養育費を元配偶者に請求したいと考えているものの、

養育費の支払いが滞るかもしれない..
経済的な不安を抱えたくない..

と感じているシングルマザーの方に向けて、養育費を一括で受け取ることができるのか、また、その方法や注意点について解説します。

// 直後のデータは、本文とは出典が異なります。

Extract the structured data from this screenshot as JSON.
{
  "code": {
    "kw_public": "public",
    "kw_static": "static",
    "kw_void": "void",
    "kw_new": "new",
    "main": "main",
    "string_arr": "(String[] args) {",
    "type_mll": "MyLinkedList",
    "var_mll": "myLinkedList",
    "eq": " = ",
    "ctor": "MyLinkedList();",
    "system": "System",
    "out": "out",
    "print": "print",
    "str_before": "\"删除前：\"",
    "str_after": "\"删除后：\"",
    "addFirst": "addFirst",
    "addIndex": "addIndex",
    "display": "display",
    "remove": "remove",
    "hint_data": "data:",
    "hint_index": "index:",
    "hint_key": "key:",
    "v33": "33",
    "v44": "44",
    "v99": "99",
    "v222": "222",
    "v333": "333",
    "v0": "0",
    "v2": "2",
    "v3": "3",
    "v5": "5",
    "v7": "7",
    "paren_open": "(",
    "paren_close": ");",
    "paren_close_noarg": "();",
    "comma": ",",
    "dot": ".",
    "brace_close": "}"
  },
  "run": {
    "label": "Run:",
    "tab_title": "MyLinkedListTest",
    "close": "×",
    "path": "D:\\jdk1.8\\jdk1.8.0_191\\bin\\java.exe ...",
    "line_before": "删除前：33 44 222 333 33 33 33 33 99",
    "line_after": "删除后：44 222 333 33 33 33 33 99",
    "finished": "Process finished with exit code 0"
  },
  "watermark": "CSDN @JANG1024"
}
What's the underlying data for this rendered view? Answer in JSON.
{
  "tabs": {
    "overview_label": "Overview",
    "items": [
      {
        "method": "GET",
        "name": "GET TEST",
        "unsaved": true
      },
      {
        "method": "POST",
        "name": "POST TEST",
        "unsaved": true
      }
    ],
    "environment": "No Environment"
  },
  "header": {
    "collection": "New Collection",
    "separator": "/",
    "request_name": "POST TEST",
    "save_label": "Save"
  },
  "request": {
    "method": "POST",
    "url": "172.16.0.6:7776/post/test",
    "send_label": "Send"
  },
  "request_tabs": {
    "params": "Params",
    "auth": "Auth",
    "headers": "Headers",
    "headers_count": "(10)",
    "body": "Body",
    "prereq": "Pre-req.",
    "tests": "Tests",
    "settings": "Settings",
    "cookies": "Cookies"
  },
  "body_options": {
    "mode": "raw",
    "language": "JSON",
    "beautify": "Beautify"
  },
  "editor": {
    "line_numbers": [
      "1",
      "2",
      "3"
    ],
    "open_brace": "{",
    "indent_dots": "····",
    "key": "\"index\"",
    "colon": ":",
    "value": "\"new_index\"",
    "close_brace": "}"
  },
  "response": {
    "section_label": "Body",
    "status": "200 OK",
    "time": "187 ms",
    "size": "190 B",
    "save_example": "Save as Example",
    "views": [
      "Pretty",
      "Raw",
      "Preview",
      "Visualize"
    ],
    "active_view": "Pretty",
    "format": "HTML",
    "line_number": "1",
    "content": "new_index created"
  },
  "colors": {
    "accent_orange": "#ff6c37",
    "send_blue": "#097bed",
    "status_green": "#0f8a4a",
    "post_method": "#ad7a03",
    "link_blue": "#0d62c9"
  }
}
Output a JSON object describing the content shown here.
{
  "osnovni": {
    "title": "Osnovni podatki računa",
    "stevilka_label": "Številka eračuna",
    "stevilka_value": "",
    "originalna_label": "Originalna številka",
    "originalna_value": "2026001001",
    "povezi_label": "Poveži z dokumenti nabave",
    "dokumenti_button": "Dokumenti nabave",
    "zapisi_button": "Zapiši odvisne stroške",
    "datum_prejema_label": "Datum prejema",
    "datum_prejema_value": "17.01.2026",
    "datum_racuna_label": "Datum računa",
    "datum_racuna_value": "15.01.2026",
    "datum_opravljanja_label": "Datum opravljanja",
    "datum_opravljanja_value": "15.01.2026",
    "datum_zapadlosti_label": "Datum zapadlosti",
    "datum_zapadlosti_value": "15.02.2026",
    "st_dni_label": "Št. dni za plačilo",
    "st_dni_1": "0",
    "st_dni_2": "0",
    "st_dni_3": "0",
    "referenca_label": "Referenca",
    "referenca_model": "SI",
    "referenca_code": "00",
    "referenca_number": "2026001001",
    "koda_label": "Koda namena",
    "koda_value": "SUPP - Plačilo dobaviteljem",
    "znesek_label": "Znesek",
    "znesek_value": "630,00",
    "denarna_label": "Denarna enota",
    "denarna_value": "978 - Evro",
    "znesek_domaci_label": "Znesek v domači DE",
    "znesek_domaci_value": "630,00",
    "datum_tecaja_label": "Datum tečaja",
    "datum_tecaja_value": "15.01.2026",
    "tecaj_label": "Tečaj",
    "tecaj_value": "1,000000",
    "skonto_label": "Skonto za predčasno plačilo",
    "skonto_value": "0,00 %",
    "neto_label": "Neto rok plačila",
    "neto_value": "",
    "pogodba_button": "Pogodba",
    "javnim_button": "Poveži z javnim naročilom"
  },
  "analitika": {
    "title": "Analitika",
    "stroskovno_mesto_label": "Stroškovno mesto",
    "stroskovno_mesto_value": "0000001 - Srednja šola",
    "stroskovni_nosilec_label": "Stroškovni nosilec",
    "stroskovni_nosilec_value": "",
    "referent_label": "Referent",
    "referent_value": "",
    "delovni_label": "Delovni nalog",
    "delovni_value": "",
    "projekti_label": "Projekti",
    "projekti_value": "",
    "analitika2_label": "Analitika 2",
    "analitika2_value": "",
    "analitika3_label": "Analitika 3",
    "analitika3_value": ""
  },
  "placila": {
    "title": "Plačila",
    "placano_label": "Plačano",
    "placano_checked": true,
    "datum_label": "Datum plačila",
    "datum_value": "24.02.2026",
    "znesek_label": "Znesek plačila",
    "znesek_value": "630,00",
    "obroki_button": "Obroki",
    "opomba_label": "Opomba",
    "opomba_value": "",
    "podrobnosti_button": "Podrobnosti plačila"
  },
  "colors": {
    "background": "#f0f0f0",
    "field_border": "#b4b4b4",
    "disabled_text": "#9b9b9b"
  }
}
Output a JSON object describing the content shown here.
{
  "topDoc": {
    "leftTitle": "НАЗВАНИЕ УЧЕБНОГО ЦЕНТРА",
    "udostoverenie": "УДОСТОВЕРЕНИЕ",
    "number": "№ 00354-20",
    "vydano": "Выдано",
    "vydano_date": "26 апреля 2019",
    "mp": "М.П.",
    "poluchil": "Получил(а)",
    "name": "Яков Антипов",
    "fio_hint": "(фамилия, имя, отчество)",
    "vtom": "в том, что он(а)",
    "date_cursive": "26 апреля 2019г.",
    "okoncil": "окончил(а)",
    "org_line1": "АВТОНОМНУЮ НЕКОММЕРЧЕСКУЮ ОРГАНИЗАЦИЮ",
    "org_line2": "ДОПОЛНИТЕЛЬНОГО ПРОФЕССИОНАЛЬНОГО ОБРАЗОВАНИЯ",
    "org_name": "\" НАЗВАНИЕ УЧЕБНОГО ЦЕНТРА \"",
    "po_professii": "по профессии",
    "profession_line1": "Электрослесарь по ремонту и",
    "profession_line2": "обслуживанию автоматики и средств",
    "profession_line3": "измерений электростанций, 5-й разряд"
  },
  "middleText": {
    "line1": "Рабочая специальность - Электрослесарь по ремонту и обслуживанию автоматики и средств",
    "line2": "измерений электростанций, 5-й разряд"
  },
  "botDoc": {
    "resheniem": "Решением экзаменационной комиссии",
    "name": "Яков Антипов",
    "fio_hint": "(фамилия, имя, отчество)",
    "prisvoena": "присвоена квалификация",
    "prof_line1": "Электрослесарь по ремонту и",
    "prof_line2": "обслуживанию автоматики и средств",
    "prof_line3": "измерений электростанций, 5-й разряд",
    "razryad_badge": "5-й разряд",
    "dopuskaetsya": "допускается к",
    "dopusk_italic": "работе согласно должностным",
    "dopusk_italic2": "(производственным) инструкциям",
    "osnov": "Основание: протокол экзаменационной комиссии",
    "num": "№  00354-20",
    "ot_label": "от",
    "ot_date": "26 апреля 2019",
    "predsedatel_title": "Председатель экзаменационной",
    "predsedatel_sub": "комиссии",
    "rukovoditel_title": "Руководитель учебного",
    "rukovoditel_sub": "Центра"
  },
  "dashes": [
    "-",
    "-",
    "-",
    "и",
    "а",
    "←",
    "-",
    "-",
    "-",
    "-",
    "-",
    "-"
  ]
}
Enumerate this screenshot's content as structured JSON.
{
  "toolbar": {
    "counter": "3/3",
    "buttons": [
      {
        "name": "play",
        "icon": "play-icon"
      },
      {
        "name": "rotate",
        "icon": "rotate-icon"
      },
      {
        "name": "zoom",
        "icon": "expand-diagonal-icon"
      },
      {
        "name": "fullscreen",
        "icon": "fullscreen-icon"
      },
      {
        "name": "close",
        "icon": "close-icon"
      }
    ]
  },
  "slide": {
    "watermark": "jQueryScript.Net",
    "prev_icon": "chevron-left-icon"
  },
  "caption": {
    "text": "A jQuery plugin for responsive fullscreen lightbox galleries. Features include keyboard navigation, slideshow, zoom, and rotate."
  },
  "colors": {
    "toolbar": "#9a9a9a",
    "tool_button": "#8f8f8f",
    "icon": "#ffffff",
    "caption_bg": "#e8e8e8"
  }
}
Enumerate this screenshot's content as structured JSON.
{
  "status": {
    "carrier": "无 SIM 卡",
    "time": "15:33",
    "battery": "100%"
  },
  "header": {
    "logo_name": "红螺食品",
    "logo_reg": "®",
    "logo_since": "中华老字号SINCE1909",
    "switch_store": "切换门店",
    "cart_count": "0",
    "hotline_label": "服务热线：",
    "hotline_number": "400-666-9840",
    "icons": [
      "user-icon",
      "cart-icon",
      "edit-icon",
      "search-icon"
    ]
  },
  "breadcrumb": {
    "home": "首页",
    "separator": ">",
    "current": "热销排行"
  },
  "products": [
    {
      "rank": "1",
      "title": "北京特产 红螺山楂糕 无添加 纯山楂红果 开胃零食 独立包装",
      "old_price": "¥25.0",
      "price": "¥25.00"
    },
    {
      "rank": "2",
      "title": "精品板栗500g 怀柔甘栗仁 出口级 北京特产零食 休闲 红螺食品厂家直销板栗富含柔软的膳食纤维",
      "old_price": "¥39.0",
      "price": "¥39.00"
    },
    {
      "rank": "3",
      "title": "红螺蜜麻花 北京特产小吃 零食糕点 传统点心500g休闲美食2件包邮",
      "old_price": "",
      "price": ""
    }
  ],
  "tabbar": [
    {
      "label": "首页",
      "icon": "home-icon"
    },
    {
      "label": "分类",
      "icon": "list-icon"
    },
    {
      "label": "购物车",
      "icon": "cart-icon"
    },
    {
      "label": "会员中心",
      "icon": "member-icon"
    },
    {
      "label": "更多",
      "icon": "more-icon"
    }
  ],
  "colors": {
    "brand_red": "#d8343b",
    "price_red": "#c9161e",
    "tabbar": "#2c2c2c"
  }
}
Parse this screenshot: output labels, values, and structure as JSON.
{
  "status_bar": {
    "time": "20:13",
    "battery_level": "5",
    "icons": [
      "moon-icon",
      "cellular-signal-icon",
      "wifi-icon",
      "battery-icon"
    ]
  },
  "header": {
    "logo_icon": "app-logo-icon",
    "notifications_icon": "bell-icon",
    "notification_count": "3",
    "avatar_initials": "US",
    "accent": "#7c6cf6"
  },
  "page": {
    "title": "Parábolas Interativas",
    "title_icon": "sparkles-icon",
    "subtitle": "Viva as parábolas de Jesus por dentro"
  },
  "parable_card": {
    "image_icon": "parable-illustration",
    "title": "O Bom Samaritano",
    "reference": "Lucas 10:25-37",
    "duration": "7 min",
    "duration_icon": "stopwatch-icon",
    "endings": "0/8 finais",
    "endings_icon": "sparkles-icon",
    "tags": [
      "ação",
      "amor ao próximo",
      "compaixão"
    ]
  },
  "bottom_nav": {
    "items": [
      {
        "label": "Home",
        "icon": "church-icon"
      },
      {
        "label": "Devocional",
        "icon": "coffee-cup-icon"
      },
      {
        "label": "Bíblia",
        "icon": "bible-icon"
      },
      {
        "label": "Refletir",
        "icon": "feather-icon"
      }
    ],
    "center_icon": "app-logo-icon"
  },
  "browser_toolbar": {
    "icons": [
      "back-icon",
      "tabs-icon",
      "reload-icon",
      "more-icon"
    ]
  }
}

一括払いにはメリットが多い反面、慎重に考えるべき点もあります。

この情報を参考に、経済的安定を目指す一歩を踏み出していただければ幸いです。

この記事を監修した人

アディーレ法律事務所 弁護士 池田 貴之

弁護士 池田 貴之 アディーレ法律事務所

法政大学、及び学習院大学法科大学院卒。アディーレ法律事務所では家事事件部にて、不貞の慰謝料請求、離婚、貞操権侵害その他の男女トラブルを一貫して担当。その後、慰謝料請求部門の統括者として広く男女問題に携わっており、日々ご依頼者様のお気持ちに寄り添えるよう心掛けている。東京弁護士会所属。

アディーレ法律事務所 弁護士 池田 貴之

弁護士 池田 貴之 アディーレ法律事務所

法政大学、及び学習院大学法科大学院卒。アディーレ法律事務所では家事事件部にて、不貞の慰謝料請求、離婚、貞操権侵害その他の男女トラブルを一貫して担当。その後、慰謝料請求部門の統括者として広く男女問題に携わっており、日々ご依頼者様のお気持ちに寄り添えるよう心掛けている。東京弁護士会所属。

目次

養育費一括払いのメリット

養育費の一括払いには、シングルマザーにとって以下のような大きなメリットがあります。

支払が滞るリスクを回避できる

離婚後、元配偶者が経済的に困難な状況に陥ったり、支払い意欲を失ったりするケースは少なくありません。

そのため、養育費を毎月支払ってもらう原則的な方法だと、将来的に支払いが滞ってしまうリスクがあります。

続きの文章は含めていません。